Originally Posted by rightkindofme
Actually she just said she was very opposed to strictly keeping kosher. So that means that her treating vegetarianism the same way *is* giving it tons of respect. Just not in the way you want her to.
Actually, that's not very respectful at all, assuming that ethical and metaphysical beliefs are somehow not as important as other beliefs, unless, presumably, they are her own!
|The same scenario with the Thanksgiving turkey? I'd think, "Wow, what a UAV. Who invited that jerk to dinner?" and then I'd eat my turkey.
If that means that I don't respect the beliefs of people who consider animal murder to be the moral equivalent of human murder, OK.
Well, at least you know you don't respect them.
I know a NUMBER of vegetarians--and incidentally, in my teens, I was among them--who believed all sentient beings to be morally equivalent to humans.
Simply put, "Do not kill" applies to animals as well as people, for them.
And having considered it very deeply with several ethicists as well as laypeople, I can say it is not as simple as it sounds to explain just why it is you think people are so darn special that they're the only ones you can't eat!
|I think comparing ethical vegetarianism to religious dietary restrictions is a bit off base. Making an ethical choice to not eat animals really should be compared to other ethical choices we might make for our children.... I suppose if I really felt that eating animals was on par with eating people or murder in general I might feel different. Of course if I honestly felt it was the moral equivalent of murdering people, than I don't think I would be able to maintain my relationships with non-vegetarians because I know I couldn't be friends with actual murderers.
See, I think vegetarianism is for many a very serious ethical choice and not comparable to ethical choices that require a communal effort to be effective (for example, boycotting sweatshop goods). Because there is an easy way not to kill a chicken: just don't eat a chicken. Now with how food is all mixed together, it's a bit harder, but ultimately, gram for gram, if you don't eat meat you will save animal lives.
Consider the missionary among cannibals (I know there are very, very few truly cannibalistic cultures and that many of those have stopped... bear with me). He can sit among the cannibals and befriend some of them, knowing them to be murderers and cannibals, and eat the other food, but refuse to partake of human flesh (communion notwithstanding
sorry even if you take that literally... that's actually eating God-man... whatever). And just calmly explain, "I'm sorry. I believe human life is sacred and that a person should never take another person's life. I believe this because blah blah blah. Please understand I have the deepest respect for you and your family, but we disagree on this."
I've seen it done. Not about cannibalism, but about other things.

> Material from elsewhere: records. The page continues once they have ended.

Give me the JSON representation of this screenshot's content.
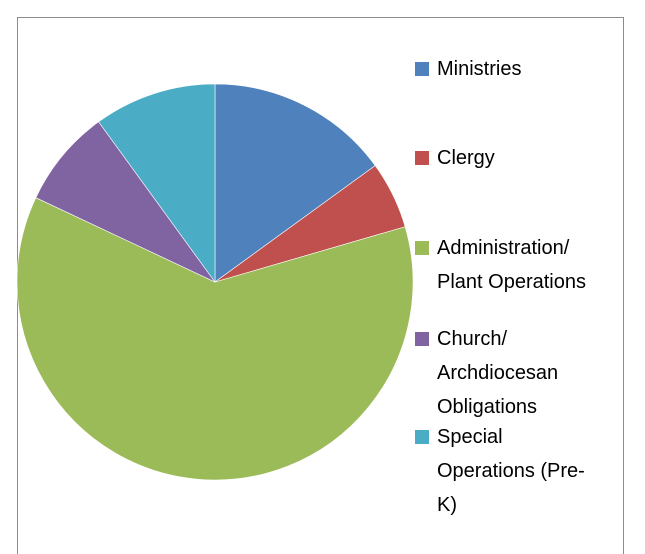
{
  "chart_data": {
    "type": "pie",
    "title": "",
    "categories": [
      "Ministries",
      "Clergy",
      "Administration/\nPlant Operations",
      "Church/\nArchdiocesan\nObligations",
      "Special\nOperations (Pre-\nK)"
    ],
    "values": [
      15,
      5.5,
      61.5,
      8,
      10
    ],
    "colors": [
      "#4F81BD",
      "#C0504D",
      "#9BBB59",
      "#8064A2",
      "#4BACC6"
    ],
    "start_angle_deg": 0,
    "direction": "clockwise",
    "legend_position": "right",
    "value_unit": "percent (estimated)"
  }
}
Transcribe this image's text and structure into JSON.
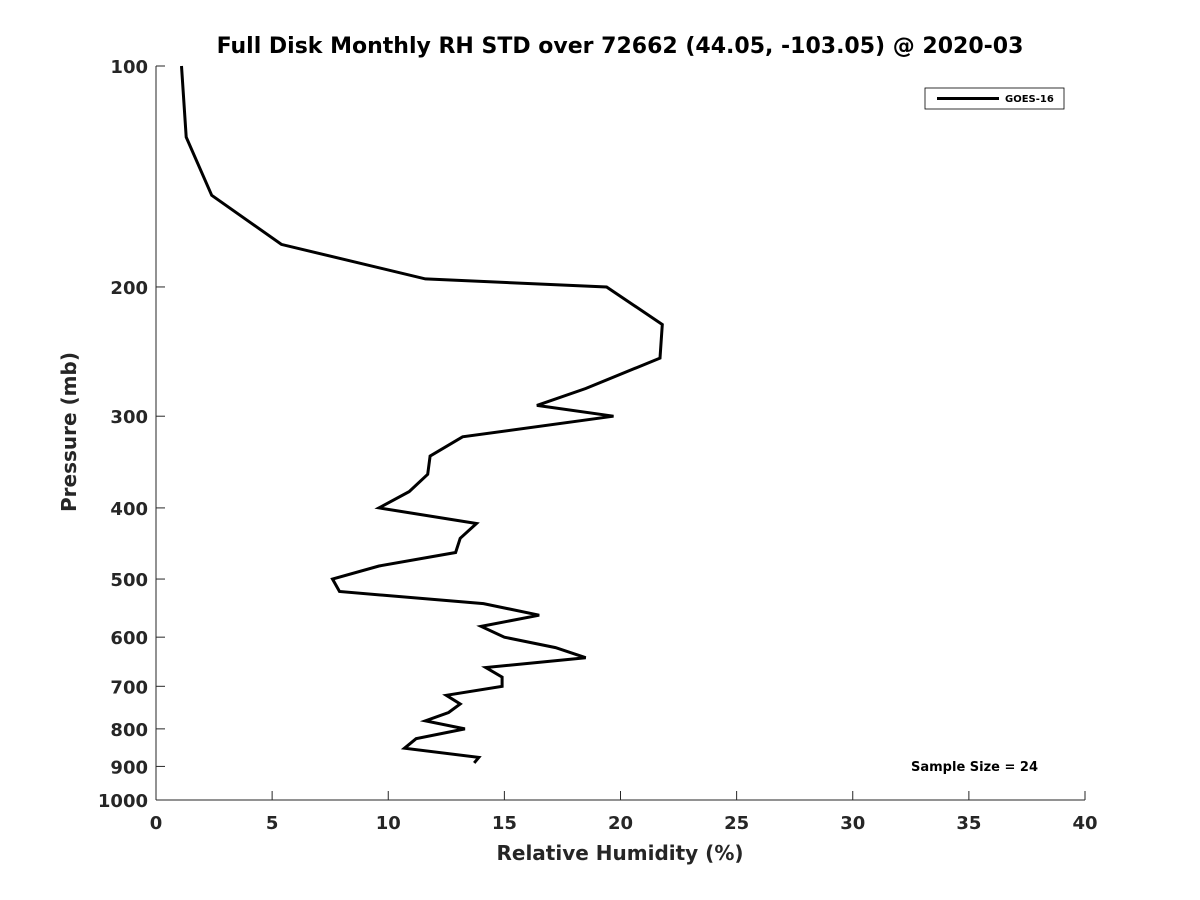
{
  "chart_data": {
    "type": "line",
    "title": "Full Disk Monthly RH STD over 72662 (44.05, -103.05) @ 2020-03",
    "xlabel": "Relative Humidity (%)",
    "ylabel": "Pressure (mb)",
    "xlim": [
      0,
      40
    ],
    "ylim": [
      100,
      1000
    ],
    "y_scale": "log",
    "y_reversed": true,
    "xticks": [
      0,
      5,
      10,
      15,
      20,
      25,
      30,
      35,
      40
    ],
    "yticks": [
      100,
      200,
      300,
      400,
      500,
      600,
      700,
      800,
      900,
      1000
    ],
    "grid": false,
    "legend": {
      "location": "top-right",
      "entries": [
        "GOES-16"
      ]
    },
    "annotation": "Sample Size = 24",
    "series": [
      {
        "name": "GOES-16",
        "color": "#000000",
        "points": [
          [
            1.1,
            100
          ],
          [
            1.3,
            125
          ],
          [
            2.4,
            150
          ],
          [
            5.4,
            175
          ],
          [
            11.6,
            195
          ],
          [
            19.4,
            200
          ],
          [
            21.8,
            225
          ],
          [
            21.7,
            250
          ],
          [
            18.5,
            275
          ],
          [
            16.4,
            290
          ],
          [
            19.7,
            300
          ],
          [
            13.2,
            320
          ],
          [
            11.8,
            340
          ],
          [
            11.7,
            360
          ],
          [
            10.9,
            380
          ],
          [
            9.6,
            400
          ],
          [
            13.8,
            420
          ],
          [
            13.1,
            440
          ],
          [
            12.9,
            460
          ],
          [
            9.6,
            480
          ],
          [
            7.6,
            500
          ],
          [
            7.9,
            520
          ],
          [
            14.1,
            540
          ],
          [
            16.5,
            560
          ],
          [
            14.0,
            580
          ],
          [
            15.0,
            600
          ],
          [
            17.2,
            620
          ],
          [
            18.5,
            640
          ],
          [
            14.2,
            660
          ],
          [
            14.9,
            680
          ],
          [
            14.9,
            700
          ],
          [
            12.5,
            720
          ],
          [
            13.1,
            740
          ],
          [
            12.6,
            760
          ],
          [
            11.6,
            780
          ],
          [
            13.3,
            800
          ],
          [
            11.2,
            825
          ],
          [
            10.7,
            850
          ],
          [
            13.9,
            875
          ],
          [
            13.7,
            890
          ]
        ]
      }
    ]
  }
}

I am ALL FOR compromise with in-laws and heaven knows we've done it, but I really don't like the suggestion that vegetarianism, which has a long, honorable tradition among ethical codes and world religions, is somehow "just" a "lifestyle" "choice". I believe it is a lived virtue that is inseparable from the ethical code from which it springs.
Perhaps reading Albert Schweitzer would be interesting... he was an ethical, religious vegetarian. I mean, beyond, of course, Buddhist vegetarianism or Hindu vegetarianism, which in my opinion should be strongly respected.